Example Calculation for a European Call Option:
using System;
public class AlgorithmicDifferentiation
{
public static double CallPriceAndDelta(double S, double K, double r, double T, double sigma, out double delta)
{
double d1 = (Math.Log(S / K) + (r + 0.5 * sigma * sigma) * T) / (sigma * Math.Sqrt(T));
double d2 = d1 - sigma * Math.Sqrt(T);
double callPrice = S * NormalCDF(d1) - K * Math.Exp(-r * T) * NormalCDF(d2);
delta = NormalCDF(d1);
return callPrice;
}
private static double NormalCDF(double x)
{
return 0.5 * (1.0 + Math.Erf(x / Math.Sqrt(2.0)));
}
public static void Main()
{
double S = 100; // Spot price
double K = 100; // Strike price
double r = 0.05; // Risk-free rate
double T = 1; // Time to maturity in years
double sigma = 0.2; // Volatility
double delta;
double price = CallPriceAndDelta(S, K, r, T, sigma, out delta);
Console.WriteLine($"Delta: {delta}");
}
}
Conclusion
In this blog post, we demonstrated how to calculate the Delta sensitivity for a European call option using four different methods in C# with .NET 8. These methods—finite differences, analytical methods, Monte Carlo simulations, and algorithmic differentiation—each have their strengths and are used in various scenarios depending on the complexity of the financial instruments and the available computational resources.
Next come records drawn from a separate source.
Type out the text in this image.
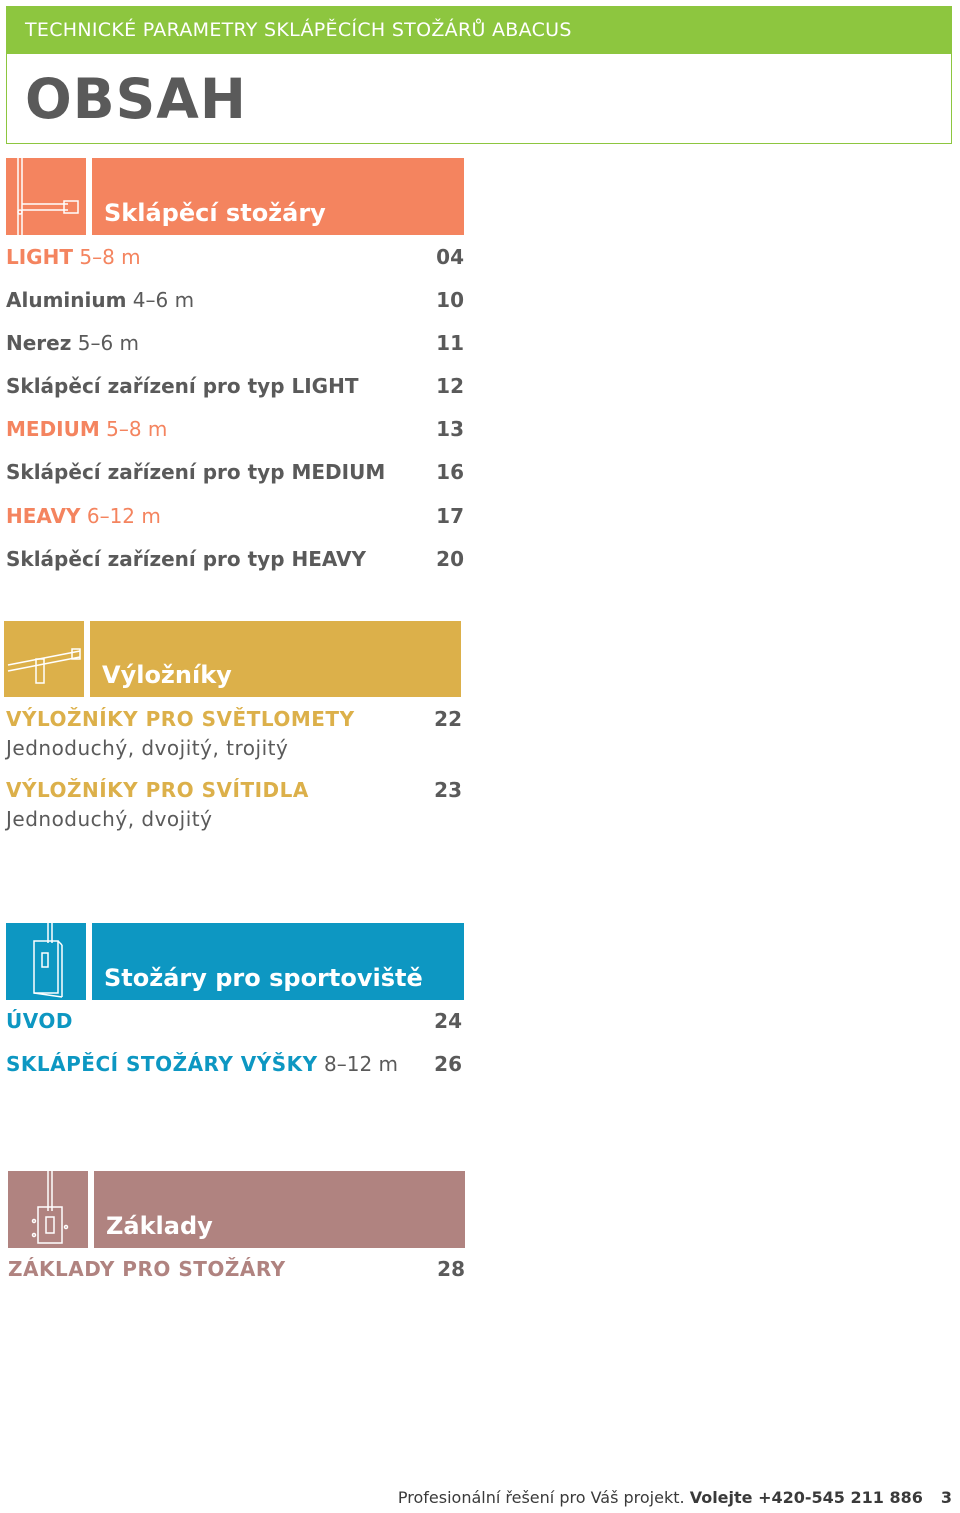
TECHNICKÉ PARAMETRY SKLÁPĚCÍCH STOŽÁRŮ ABACUS
OBSAH
Sklápěcí stožáry
LIGHT 5–8 m	04
Aluminium 4–6 m	10
Nerez 5–6 m	11
Sklápěcí zařízení pro typ LIGHT	12
MEDIUM 5–8 m	13
Sklápěcí zařízení pro typ MEDIUM	16
HEAVY 6–12 m	17
Sklápěcí zařízení pro typ HEAVY	20
Výložníky
VÝLOŽNÍKY PRO SVĚTLOMETY	22
Jednoduchý, dvojitý, trojitý
VÝLOŽNÍKY PRO SVÍTIDLA	23
Jednoduchý, dvojitý
Stožáry pro sportoviště
ÚVOD	24
SKLÁPĚCÍ STOŽÁRY VÝŠKY 8–12 m 26
Základy
ZÁKLADY PRO STOŽÁRY	28
Profesionální řešení pro Váš projekt. Volejte +420-545 211 886 3
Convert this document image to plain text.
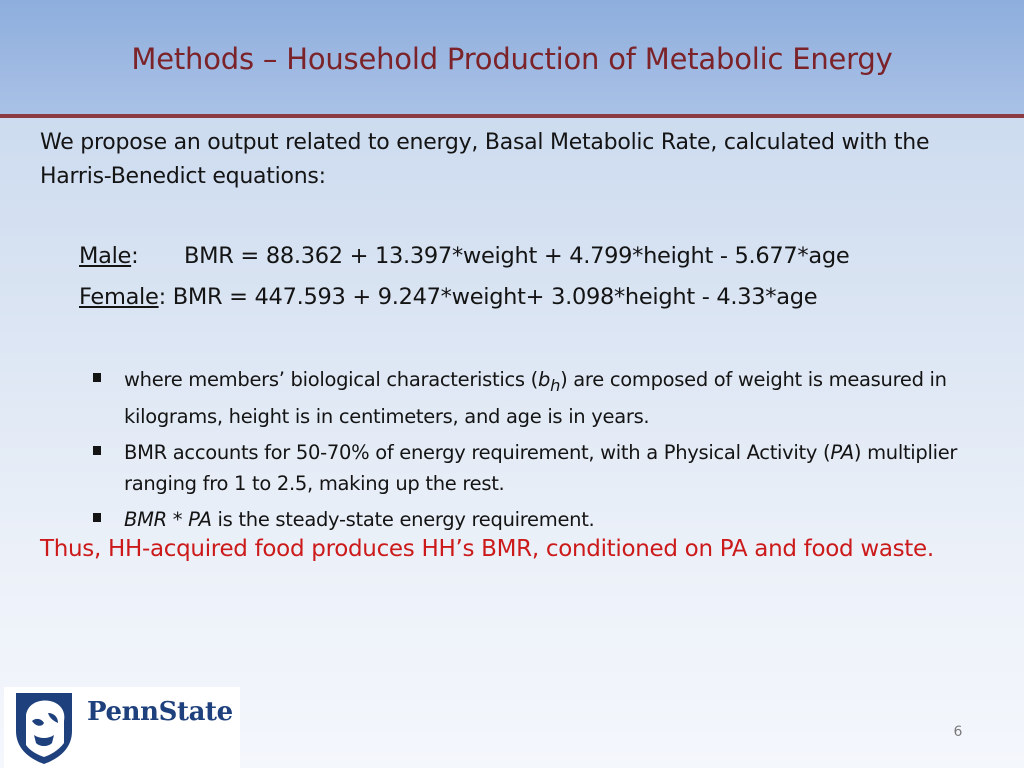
Methods – Household Production of Metabolic Energy
We propose an output related to energy, Basal Metabolic Rate, calculated with the Harris-Benedict equations:
Male: BMR = 88.362 + 13.397*weight + 4.799*height - 5.677*age
Female: BMR = 447.593 + 9.247*weight+ 3.098*height - 4.33*age
where members’ biological characteristics $(b_h)$ are composed of weight is measured in kilograms, height is in centimeters, and age is in years.
BMR accounts for 50-70% of energy requirement, with a Physical Activity (PA) multiplier ranging fro 1 to 2.5, making up the rest.
BMR * PA is the steady-state energy requirement.
Thus, HH-acquired food produces HH’s BMR, conditioned on PA and food waste.
PennState
6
By understanding and calculating sensitivities accurately, financial institutions can better manage their risk and make informed decisions about their trading and hedging strategies. The choice of method depends on the specific requirements of the task at hand, such as the need for precision, computational efficiency, or the complexity of the financial products involved.